Precisamos falar não apenas para mentes, mas para o corpo inteiro de nossos espectadores. Este é o conselho do cineasta Fernando Meirelles, que assumiu, junto com Daniela Thomas e Andrucha Waddington, o desafio de comunicar a mudança climática a um público de 3 bilhões de pessoas que assistiam pela TV a cerimônia de abertura das Olimpíadas do Rio de Janeiro.
Em um evento no dia 5 de outubro, organizado pelo Instituto Democracia e Sustentabilidade (IDS) e pelo Senac-SP, o cineasta foi um dos convidados para falar sobre o tema “Saindo do gueto ambientalista: o desafio de mobilizar as pessoas para a sustentabilidade”.
Participaram também Ricardo Guimarães, da Thymus Branding, Mônica Gregori, que liderou pesquisa sobre os desafios e oportunidades de comunicar grandes causas, e Tom Moore, um dos responsáveis pela articulação da campanha global de comunicação dos Objetivos de Desenvolvimento Sustentável no Brasil.
Contar histórias
Por trás da decisão de Meirelles de levar o drama da mudança climática ao coração do grande público, existe uma vontade de sensibilizar a opinião pública e mobilizar a sociedade em torno desse desafio.
“Como a gente vai comunicar com uma pessoa da cabeça aos pés? A minha aposta é contando histórias. Eu acho que a cabeça da gente não é preparada para ouvir power point, é preparada para ouvir história. […] A Bíblia, por exemplo, é o um grande romance com centenas de histórias escabrosas”.
Para contar histórias, Meirelles lembra a fórmula mais comum usada pelo cinema, sobretudo o americano. Dividido em três atos – pena, medo e catarse – um roteiro inicialmente provocará uma identificação entre o público e o herói ao longo de sua jornada, com momentos de desespero até encontrar a redenção, que é o grande final.

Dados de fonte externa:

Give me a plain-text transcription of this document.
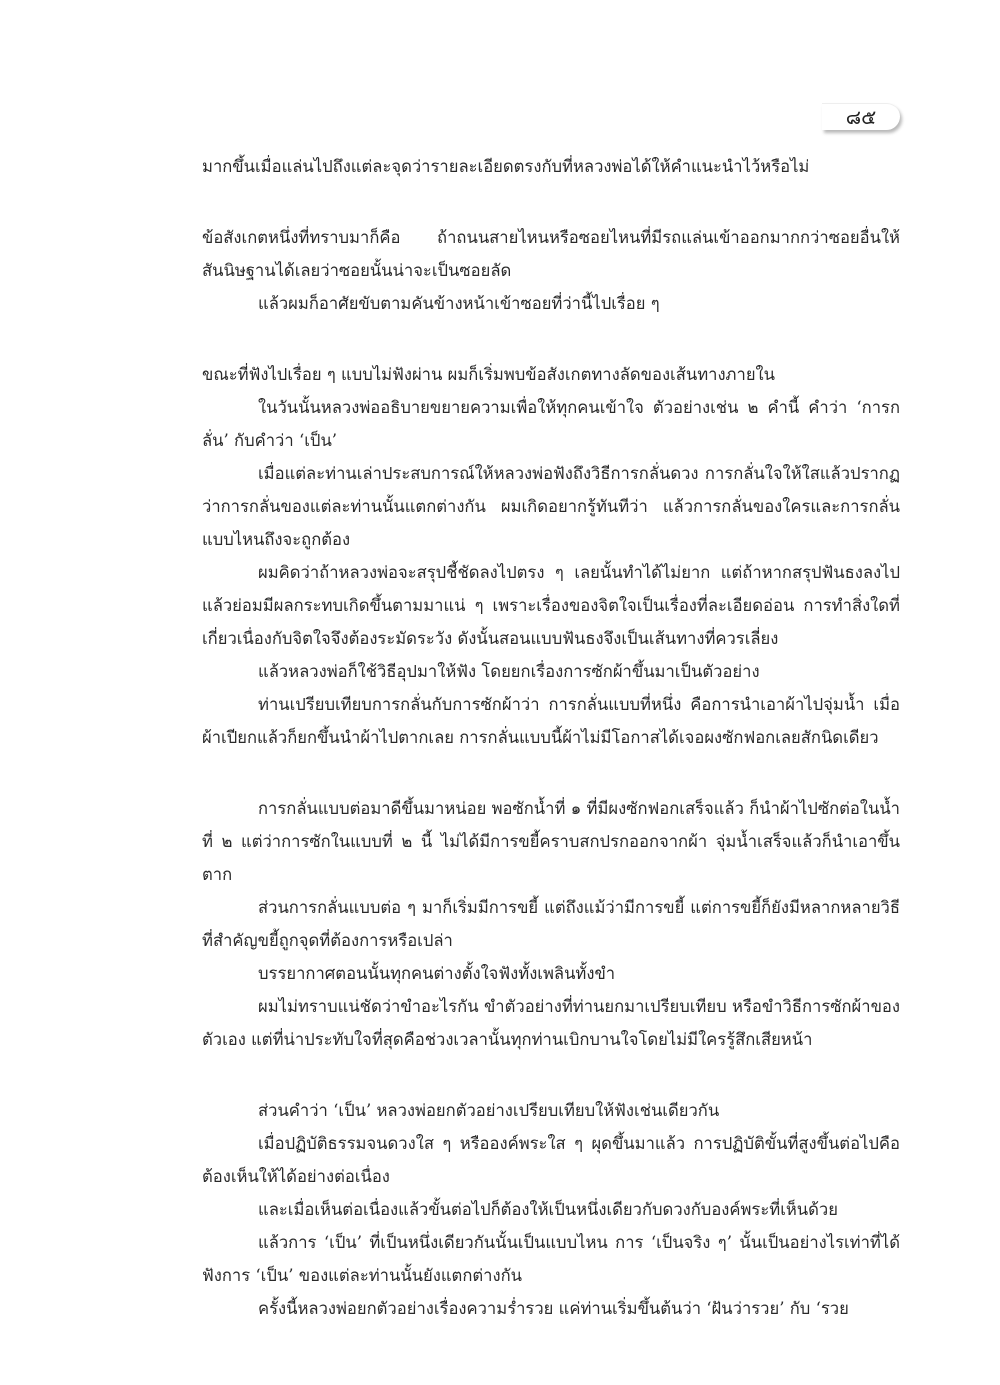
๘๕

มากขึ้นเมื่อแล่นไปถึงแต่ละจุดว่ารายละเอียดตรงกับที่หลวงพ่อได้ให้คำแนะนำไว้หรือไม่

ข้อสังเกตหนึ่งที่ทราบมาก็คือ ถ้าถนนสายไหนหรือซอยไหนที่มีรถแล่นเข้าออกมากกว่าซอยอื่นให้สันนิษฐานได้เลยว่าซอยนั้นน่าจะเป็นซอยลัด

แล้วผมก็อาศัยขับตามคันข้างหน้าเข้าซอยที่ว่านี้ไปเรื่อย ๆ

ขณะที่ฟังไปเรื่อย ๆ แบบไม่ฟังผ่าน ผมก็เริ่มพบข้อสังเกตทางลัดของเส้นทางภายใน

ในวันนั้นหลวงพ่ออธิบายขยายความเพื่อให้ทุกคนเข้าใจ ตัวอย่างเช่น ๒ คำนี้ คำว่า ‘การกลั่น’ กับคำว่า ‘เป็น’

เมื่อแต่ละท่านเล่าประสบการณ์ให้หลวงพ่อฟังถึงวิธีการกลั่นดวง การกลั่นใจให้ใสแล้วปรากฏว่าการกลั่นของแต่ละท่านนั้นแตกต่างกัน ผมเกิดอยากรู้ทันทีว่า แล้วการกลั่นของใครและการกลั่นแบบไหนถึงจะถูกต้อง

ผมคิดว่าถ้าหลวงพ่อจะสรุปชี้ชัดลงไปตรง ๆ เลยนั้นทำได้ไม่ยาก แต่ถ้าหากสรุปฟันธงลงไปแล้วย่อมมีผลกระทบเกิดขึ้นตามมาแน่ ๆ เพราะเรื่องของจิตใจเป็นเรื่องที่ละเอียดอ่อน การทำสิ่งใดที่เกี่ยวเนื่องกับจิตใจจึงต้องระมัดระวัง ดังนั้นสอนแบบฟันธงจึงเป็นเส้นทางที่ควรเลี่ยง

แล้วหลวงพ่อก็ใช้วิธีอุปมาให้ฟัง โดยยกเรื่องการซักผ้าขึ้นมาเป็นตัวอย่าง

ท่านเปรียบเทียบการกลั่นกับการซักผ้าว่า การกลั่นแบบที่หนึ่ง คือการนำเอาผ้าไปจุ่มน้ำ เมื่อผ้าเปียกแล้วก็ยกขึ้นนำผ้าไปตากเลย การกลั่นแบบนี้ผ้าไม่มีโอกาสได้เจอผงซักฟอกเลยสักนิดเดียว

การกลั่นแบบต่อมาดีขึ้นมาหน่อย พอซักน้ำที่ ๑ ที่มีผงซักฟอกเสร็จแล้ว ก็นำผ้าไปซักต่อในน้ำที่ ๒ แต่ว่าการซักในแบบที่ ๒ นี้ ไม่ได้มีการขยี้คราบสกปรกออกจากผ้า จุ่มน้ำเสร็จแล้วก็นำเอาขึ้นตาก

ส่วนการกลั่นแบบต่อ ๆ มาก็เริ่มมีการขยี้ แต่ถึงแม้ว่ามีการขยี้ แต่การขยี้ก็ยังมีหลากหลายวิธี ที่สำคัญขยี้ถูกจุดที่ต้องการหรือเปล่า

บรรยากาศตอนนั้นทุกคนต่างตั้งใจฟังทั้งเพลินทั้งขำ

ผมไม่ทราบแน่ชัดว่าขำอะไรกัน ขำตัวอย่างที่ท่านยกมาเปรียบเทียบ หรือขำวิธีการซักผ้าของตัวเอง แต่ที่น่าประทับใจที่สุดคือช่วงเวลานั้นทุกท่านเบิกบานใจโดยไม่มีใครรู้สึกเสียหน้า

ส่วนคำว่า ‘เป็น’ หลวงพ่อยกตัวอย่างเปรียบเทียบให้ฟังเช่นเดียวกัน

เมื่อปฏิบัติธรรมจนดวงใส ๆ หรือองค์พระใส ๆ ผุดขึ้นมาแล้ว การปฏิบัติขั้นที่สูงขึ้นต่อไปคือต้องเห็นให้ได้อย่างต่อเนื่อง

และเมื่อเห็นต่อเนื่องแล้วขั้นต่อไปก็ต้องให้เป็นหนึ่งเดียวกับดวงกับองค์พระที่เห็นด้วย

แล้วการ ‘เป็น’ ที่เป็นหนึ่งเดียวกันนั้นเป็นแบบไหน การ ‘เป็นจริง ๆ’ นั้นเป็นอย่างไรเท่าที่ได้ฟังการ ‘เป็น’ ของแต่ละท่านนั้นยังแตกต่างกัน

ครั้งนี้หลวงพ่อยกตัวอย่างเรื่องความร่ำรวย แค่ท่านเริ่มขึ้นต้นว่า ‘ฝันว่ารวย’ กับ ‘รวย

“Na hora em que você tem o momento da catarse, essa descarga emocional, há um banho de neurotransmissores. É nessa hora que a mensagem pode ser entendida, esta é a minha tese”, acredita o cineasta indicando que esse é o melhor momento para sensibilizar o público para uma causa.
Meirelles já acompanhava a questão climática há algum tempo e começou a se aprofundar no impacto desse cenário na região que depende do abastecimento das águas dos glaciais do Himalaia. Algumas previsões indicam que em cerca de apenas 20 anos 900 milhões de pessoas na região da Ásia ficarão sem água e precisarão migrar para outros locais. “O futuro que temos pela frente é aquela distopia que a gente vê em filme”, lamenta o cineasta. “O meu trabalho pessoal com cinema não tem sentido se não trouxer essa questão do clima”.
Ele acredita que a mobilização em torno de questões ambientais ainda não tem a força que precisa devido a um problema de comunicação. Os profissionais que trabalham neste “gueto” atuam de forma técnica, racional. O formato da informação disponível hoje em dia – apoiado em dados, gráficos, pesquisas etc. – pode ser uma barreira para a popularização do tema.
As grandes redações de jornal, por exemplo, são ainda muito lentas em captar os fatos relacionados às mudanças do clima. O cineasta destacou o exemplo do veículo britânico The Guardian. O editor que trabalhava há vinte anos no jornal entendeu que a causa climática é a questão mais fundamental da atualidade e decidiu criar o The Guardian Environment, melhor veículo de massa que fala sobre o assunto hoje em dia, na opinião de Meirelles
“Eu acho que para o “gueto” a comunicação como é feita é ótima, funciona. Mas se você quiser cruzar essa linha, tente contar a história de como o derretimento do ártico vai me afetar, o que eu tenho a ver com isso. Tente mostrar para o público em geral como isso afeta a vida dele”, comenta Meirelles.
O medo não funciona mais
Mesmo após tantos elogios, o cineasta considera que talvez não tenha feito a melhor escolha de linguagem para falar de mudança do clima na abertura das olimpíadas. As imagens nos telões mostraram cenas de desastres que o público já está acostumado a ver, como geleiras despencando, desertos e terra árida. Meirelles acha que, por um tempo, essa abordagem funcionou, mas hoje em dia elas não causam o mesmo efeito.
Além delas, o cineasta aproveitou a qualidade gráfica do espetáculo e produziu animações que ilustravam o impacto da elevação do nível dos oceanos sobre algumas cidades, como o Rio de Janeiro, para trazer o drama climático para mais perto do espectador.
E, depois do medo, o momento de catarse: um vídeo apresentava os maiores projetos de reflorestamento do mundo. “A apologia do desastre não funciona mais. Se você não deixar a possibilidade de que ainda tem jeito, a pessoa se desinteressa”, comenta Meirelles que acredita que é preciso sempre indicar o caminho para a mudança.